It was also made clear that it was Harry himself who is going through his communication deciding on what might be relevant to the case/the opposing party. That also seemed an unpleasant surprise for the judge...
That is the point which most surprised me. Is it a known practice for (premium) attorneys to permit their clients (who have no legal training) to decide for themselves which documents are legally required to be disclosed?
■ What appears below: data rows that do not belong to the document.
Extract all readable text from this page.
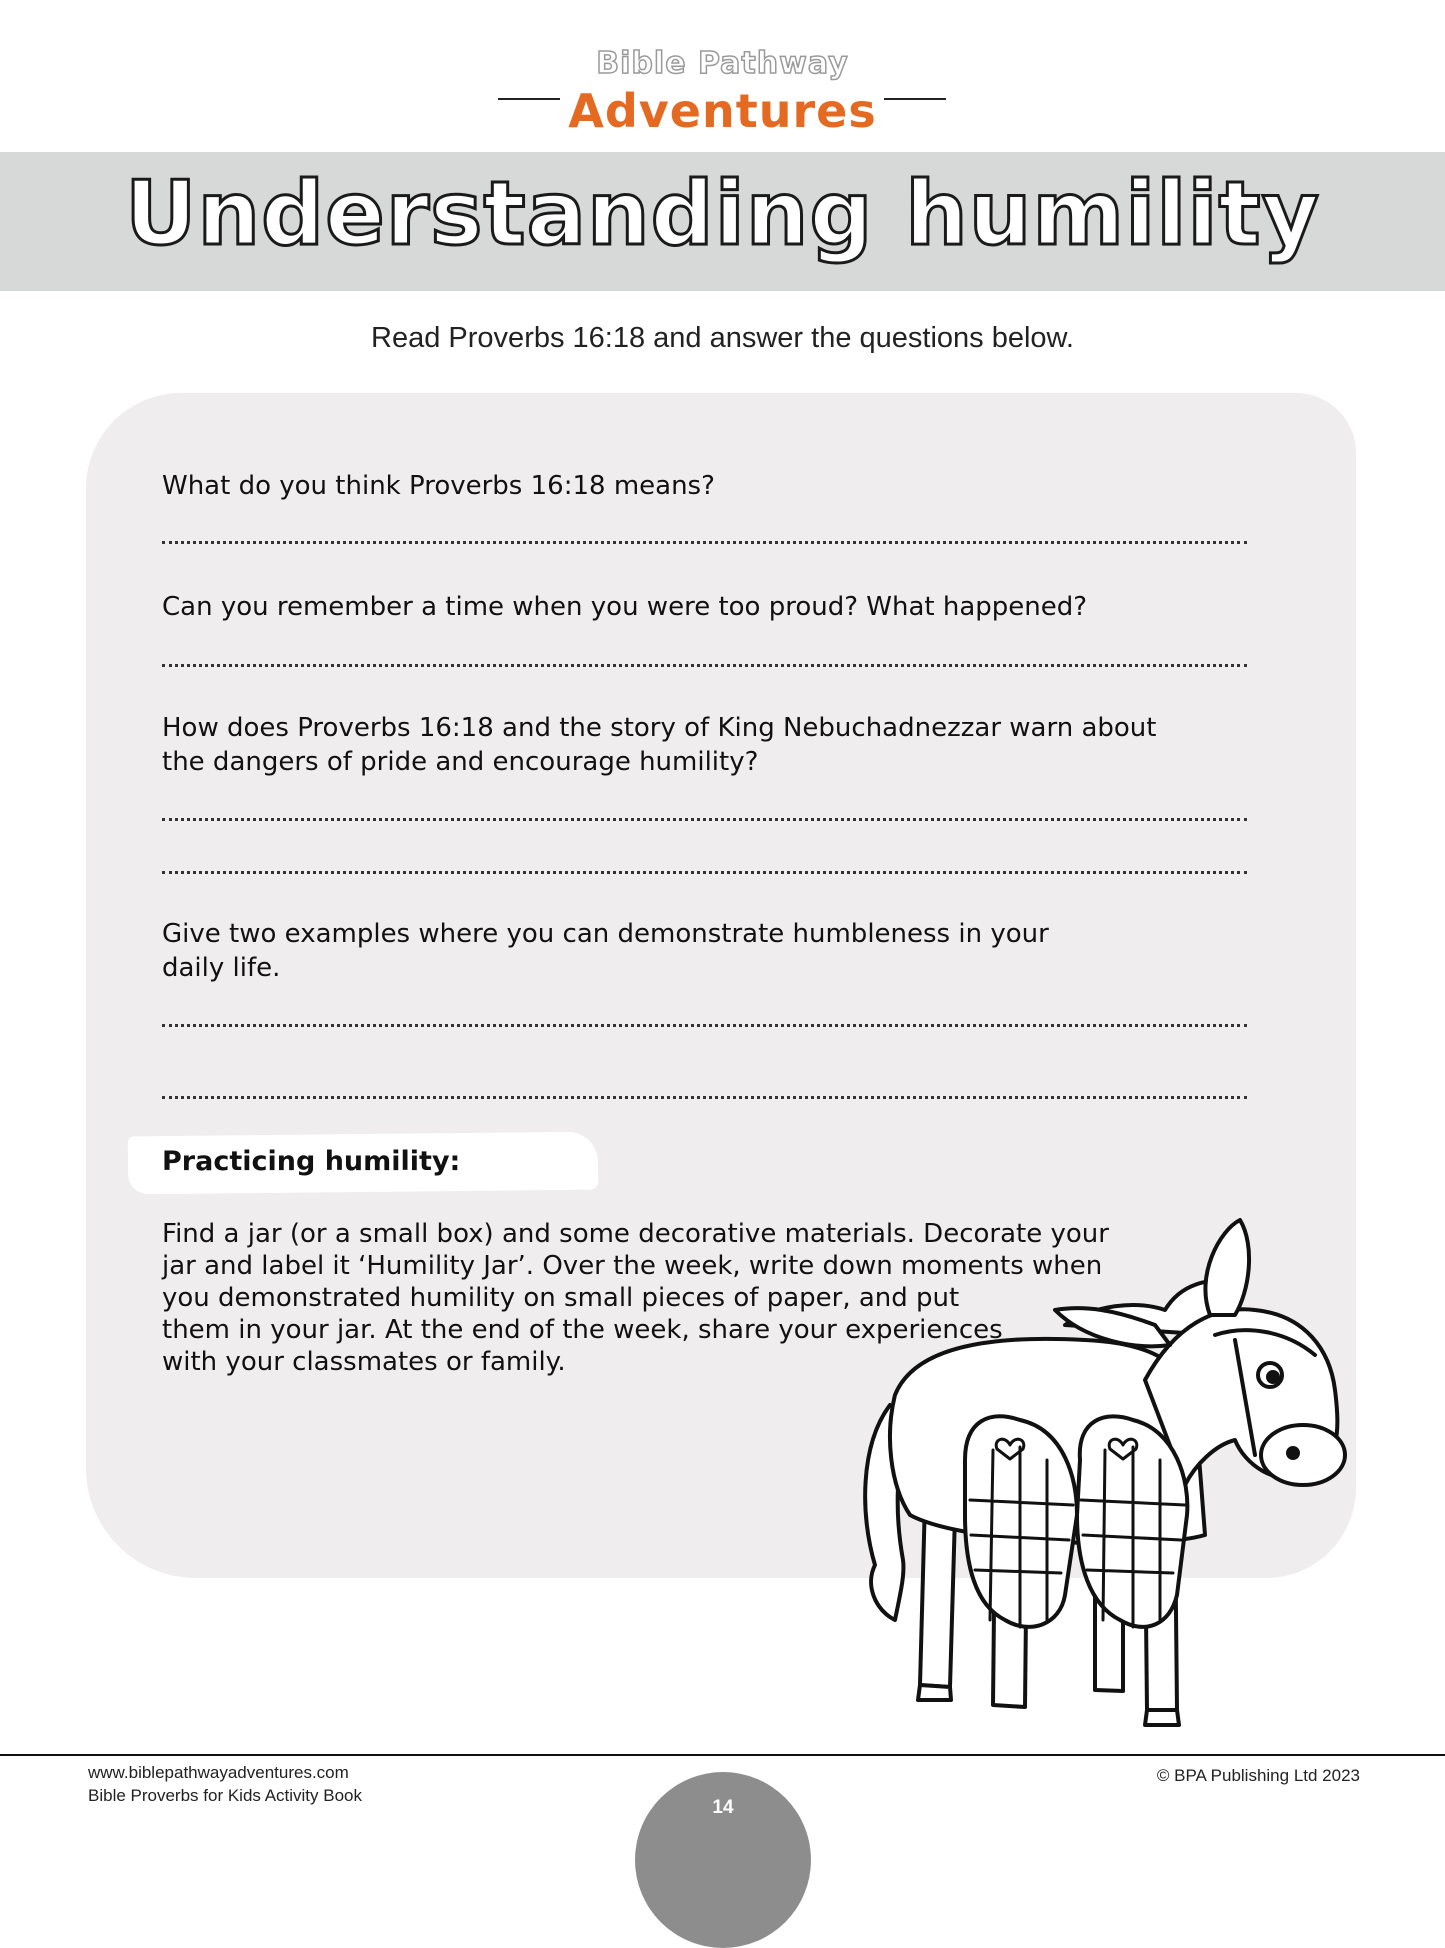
Bible Pathway
Adventures
Understanding humility
Read Proverbs 16:18 and answer the questions below.
What do you think Proverbs 16:18 means?
Can you remember a time when you were too proud? What happened?
How does Proverbs 16:18 and the story of King Nebuchadnezzar warn about
the dangers of pride and encourage humility?
Give two examples where you can demonstrate humbleness in your
daily life.
Practicing humility:
Find a jar (or a small box) and some decorative materials. Decorate your
jar and label it ‘Humility Jar’. Over the week, write down moments when
you demonstrated humility on small pieces of paper, and put
them in your jar. At the end of the week, share your experiences
with your classmates or family.
www.biblepathwayadventures.com
Bible Proverbs for Kids Activity Book
© BPA Publishing Ltd 2023
14
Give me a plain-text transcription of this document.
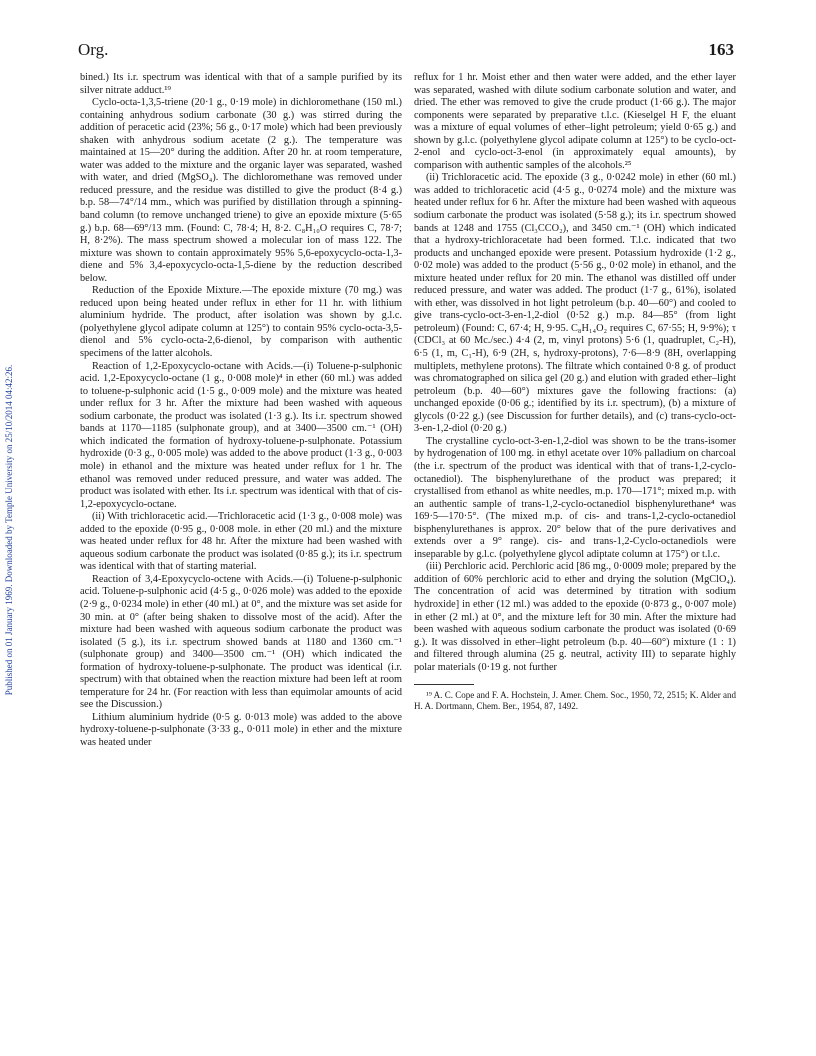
Org.	163
Published on 01 January 1969. Downloaded by Temple University on 25/10/2014 04:42:26.

bined.) Its i.r. spectrum was identical with that of a sample purified by its silver nitrate adduct.¹⁹

Cyclo-octa-1,3,5-triene (20·1 g., 0·19 mole) in dichloromethane (150 ml.) containing anhydrous sodium carbonate (30 g.) was stirred during the addition of peracetic acid (23%; 56 g., 0·17 mole) which had been previously shaken with anhydrous sodium acetate (2 g.). The temperature was maintained at 15—20° during the addition. After 20 hr. at room temperature, water was added to the mixture and the organic layer was separated, washed with water, and dried (MgSO₄). The dichloromethane was removed under reduced pressure, and the residue was distilled to give the product (8·4 g.) b.p. 58—74°/14 mm., which was purified by distillation through a spinning-band column (to remove unchanged triene) to give an epoxide mixture (5·65 g.) b.p. 68—69°/13 mm. (Found: C, 78·4; H, 8·2. C₈H₁₀O requires C, 78·7; H, 8·2%). The mass spectrum showed a molecular ion of mass 122. The mixture was shown to contain approximately 95% 5,6-epoxycyclo-octa-1,3-diene and 5% 3,4-epoxycyclo-octa-1,5-diene by the reduction described below.

Reduction of the Epoxide Mixture.—The epoxide mixture (70 mg.) was reduced upon being heated under reflux in ether for 11 hr. with lithium aluminium hydride. The product, after isolation was shown by g.l.c. (polyethylene glycol adipate column at 125°) to contain 95% cyclo-octa-3,5-dienol and 5% cyclo-octa-2,6-dienol, by comparison with authentic specimens of the latter alcohols.

Reaction of 1,2-Epoxycyclo-octane with Acids.—(i) Toluene-p-sulphonic acid. 1,2-Epoxycyclo-octane (1 g., 0·008 mole)⁴ in ether (60 ml.) was added to toluene-p-sulphonic acid (1·5 g., 0·009 mole) and the mixture was heated under reflux for 3 hr. After the mixture had been washed with aqueous sodium carbonate, the product was isolated (1·3 g.). Its i.r. spectrum showed bands at 1170—1185 (sulphonate group), and at 3400—3500 cm.⁻¹ (OH) which indicated the formation of hydroxy-toluene-p-sulphonate. Potassium hydroxide (0·3 g., 0·005 mole) was added to the above product (1·3 g., 0·003 mole) in ethanol and the mixture was heated under reflux for 1 hr. The ethanol was removed under reduced pressure, and water was added. The product was isolated with ether. Its i.r. spectrum was identical with that of cis-1,2-epoxycyclo-octane.

(ii) With trichloracetic acid.—Trichloracetic acid (1·3 g., 0·008 mole) was added to the epoxide (0·95 g., 0·008 mole. in ether (20 ml.) and the mixture was heated under reflux for 48 hr. After the mixture had been washed with aqueous sodium carbonate the product was isolated (0·85 g.); its i.r. spectrum was identical with that of starting material.

Reaction of 3,4-Epoxycyclo-octene with Acids.—(i) Toluene-p-sulphonic acid. Toluene-p-sulphonic acid (4·5 g., 0·026 mole) was added to the epoxide (2·9 g., 0·0234 mole) in ether (40 ml.) at 0°, and the mixture was set aside for 30 min. at 0° (after being shaken to dissolve most of the acid). After the mixture had been washed with aqueous sodium carbonate the product was isolated (5 g.), its i.r. spectrum showed bands at 1180 and 1360 cm.⁻¹ (sulphonate group) and 3400—3500 cm.⁻¹ (OH) which indicated the formation of hydroxy-toluene-p-sulphonate. The product was identical (i.r. spectrum) with that obtained when the reaction mixture had been left at room temperature for 24 hr. (For reaction with less than equimolar amounts of acid see the Discussion.)

Lithium aluminium hydride (0·5 g. 0·013 mole) was added to the above hydroxy-toluene-p-sulphonate (3·33 g., 0·011 mole) in ether and the mixture was heated under

reflux for 1 hr. Moist ether and then water were added, and the ether layer was separated, washed with dilute sodium carbonate solution and water, and dried. The ether was removed to give the crude product (1·66 g.). The major components were separated by preparative t.l.c. (Kieselgel H F, the eluant was a mixture of equal volumes of ether–light petroleum; yield 0·65 g.) and shown by g.l.c. (polyethylene glycol adipate column at 125°) to be cyclo-oct-2-enol and cyclo-oct-3-enol (in approximately equal amounts), by comparison with authentic samples of the alcohols.²⁵

(ii) Trichloracetic acid. The epoxide (3 g., 0·0242 mole) in ether (60 ml.) was added to trichloracetic acid (4·5 g., 0·0274 mole) and the mixture was heated under reflux for 6 hr. After the mixture had been washed with aqueous sodium carbonate the product was isolated (5·58 g.); its i.r. spectrum showed bands at 1248 and 1755 (Cl₃CCO₂), and 3450 cm.⁻¹ (OH) which indicated that a hydroxy-trichloracetate had been formed. T.l.c. indicated that two products and unchanged epoxide were present. Potassium hydroxide (1·2 g., 0·02 mole) was added to the product (5·56 g., 0·02 mole) in ethanol, and the mixture heated under reflux for 20 min. The ethanol was distilled off under reduced pressure, and water was added. The product (1·7 g., 61%), isolated with ether, was dissolved in hot light petroleum (b.p. 40—60°) and cooled to give trans-cyclo-oct-3-en-1,2-diol (0·52 g.) m.p. 84—85° (from light petroleum) (Found: C, 67·4; H, 9·95. C₈H₁₄O₂ requires C, 67·55; H, 9·9%); τ (CDCl₃ at 60 Mc./sec.) 4·4 (2, m, vinyl protons) 5·6 (1, quadruplet, C₂-H), 6·5 (1, m, C₁-H), 6·9 (2H, s, hydroxy-protons), 7·6—8·9 (8H, overlapping multiplets, methylene protons). The filtrate which contained 0·8 g. of product was chromatographed on silica gel (20 g.) and elution with graded ether–light petroleum (b.p. 40—60°) mixtures gave the following fractions: (a) unchanged epoxide (0·06 g.; identified by its i.r. spectrum), (b) a mixture of glycols (0·22 g.) (see Discussion for further details), and (c) trans-cyclo-oct-3-en-1,2-diol (0·20 g.)

The crystalline cyclo-oct-3-en-1,2-diol was shown to be the trans-isomer by hydrogenation of 100 mg. in ethyl acetate over 10% palladium on charcoal (the i.r. spectrum of the product was identical with that of trans-1,2-cyclo-octanediol). The bisphenylurethane of the product was prepared; it crystallised from ethanol as white needles, m.p. 170—171°; mixed m.p. with an authentic sample of trans-1,2-cyclo-octanediol bisphenylurethane⁴ was 169·5—170·5°. (The mixed m.p. of cis- and trans-1,2-cyclo-octanediol bisphenylurethanes is approx. 20° below that of the pure derivatives and extends over a 9° range). cis- and trans-1,2-Cyclo-octanediols were inseparable by g.l.c. (polyethylene glycol adiptate column at 175°) or t.l.c.

(iii) Perchloric acid. Perchloric acid [86 mg., 0·0009 mole; prepared by the addition of 60% perchloric acid to ether and drying the solution (MgClO₄). The concentration of acid was determined by titration with sodium hydroxide] in ether (12 ml.) was added to the epoxide (0·873 g., 0·007 mole) in ether (2 ml.) at 0°, and the mixture left for 30 min. After the mixture had been washed with aqueous sodium carbonate the product was isolated (0·69 g.). It was dissolved in ether–light petroleum (b.p. 40—60°) mixture (1 : 1) and filtered through alumina (25 g. neutral, activity III) to separate highly polar materials (0·19 g. not further

¹⁹ A. C. Cope and F. A. Hochstein, J. Amer. Chem. Soc., 1950, 72, 2515; K. Alder and H. A. Dortmann, Chem. Ber., 1954, 87, 1492.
One of his attorneys defends it by saying the Duke is "an old hand at disclosure" from having been through a previous lawsuit, but by that logic, why should the Duke need lawyers at all for this lawsuit (shouldn't he be fine representing himself without legal assistance since, by his attorney's logic, he is "an old hand" at formulating legal submissions, responding to legal arguments, etc.)?
For other readers, this is the quote from the judge cited in the Standard's report:
“The majority of the searching for, and selection of, documents to disclose has been dealt with by the Duke himself in California,” said the judge.
A solicitor suggested Harry is an “old hand at dealing with disclosure”, after a previous legal battle against the publisher of the Daily Mirror over phone hacking.
But the judge found that he may not understand the kind of documents that have to be handed over relating the first time he became aware of a possible case against NGN.
“The knowledge issue is a subtle one and it’s a broad disclosure issue,” he said.
“Sometimes I have the impression in this claim that even the claimant’s lawyers don’t seem to fully grapple with the knowledge issue, despite it having been spelled out in the defendant’s correspondence.
“It would be not at all surprising if the claimant himself didn’t fully understand or grapple with it.”
The judge added: “It is not appropriate in my judgement, in a case of this nature, for searches of documentation and assessment of relevance to be left to the claimant personally.”
I'm definitely not an expert in the British system, but here in the states (closely modeled on the British system), destroying evidence relevant to the case can result in multiple kinds of sanctions, including: (1) monetary sanctions (usually being required to pay the fees the opposing party has incurred in litigating the issue of whether the evidence was destroyed, but in more severe cases, a punitive monetary fine); (2) being precluded from making certain arguments in support of your case; (3) the dismissal of certain parts (or all) of your case. In some egregious cases, the attorneys can be personally sanctioned.
One of the very first things we do in all our cases is send a letter to our client informing them of their obligation to preserve all evidence related to their case, no matter how tangential, where it exists, or in what form. We had a case recently where a huge tech giant had to pay us millions of dollars in sanctions for failing to preserve evidence that was deleted pursuant to the company's 4-year automatic deletion policy. It's something courts take extremely seriously, so I hope Harry's attorneys have a good explanation for where all those texts went.
The UK civil court rules of procedure regarding disclosure also indicate that failure to disclose relevant documents or deleting relevant electronic documents are in violation of the rules, although there is apparently no automatic sanction for such violations.
www.justice.gov.uk
Procedure for standard disclosure
31.10
(1) The procedure for standard disclosure is as follows.
(2) Each party must make and serve on every other party, a list of documents in the relevant practice form.
[...]
(5) The list must include a disclosure statement.
(6) A disclosure statement is a statement made by the party disclosing the documents –
(a) setting out the extent of the search that has been made to locate documents which he is required to disclose;
(b) certifying that he understands the duty to disclose documents; and
(c) certifying that to the best of his knowledge he has carried out that duty.
[...]
Consequence of failure to disclose documents or permit inspection
31.21 A party may not rely on any document which he fails to disclose or in respect of which he fails to permit inspection unless the court gives permission.
[...]
False disclosure statements
31.23
(1) Proceedings for contempt of court may be brought against a person if he makes, or causes to be made, a false disclosure statement, without an honest belief in its truth.
www.justice.gov.uk
Preservation of documents
7 As soon as litigation is contemplated, the parties’ legal representatives must notify their clients of the need to preserve disclosable documents. The documents to be preserved include Electronic Documents which would otherwise be deleted in accordance with a document retention policy or otherwise deleted in the ordinary course of business.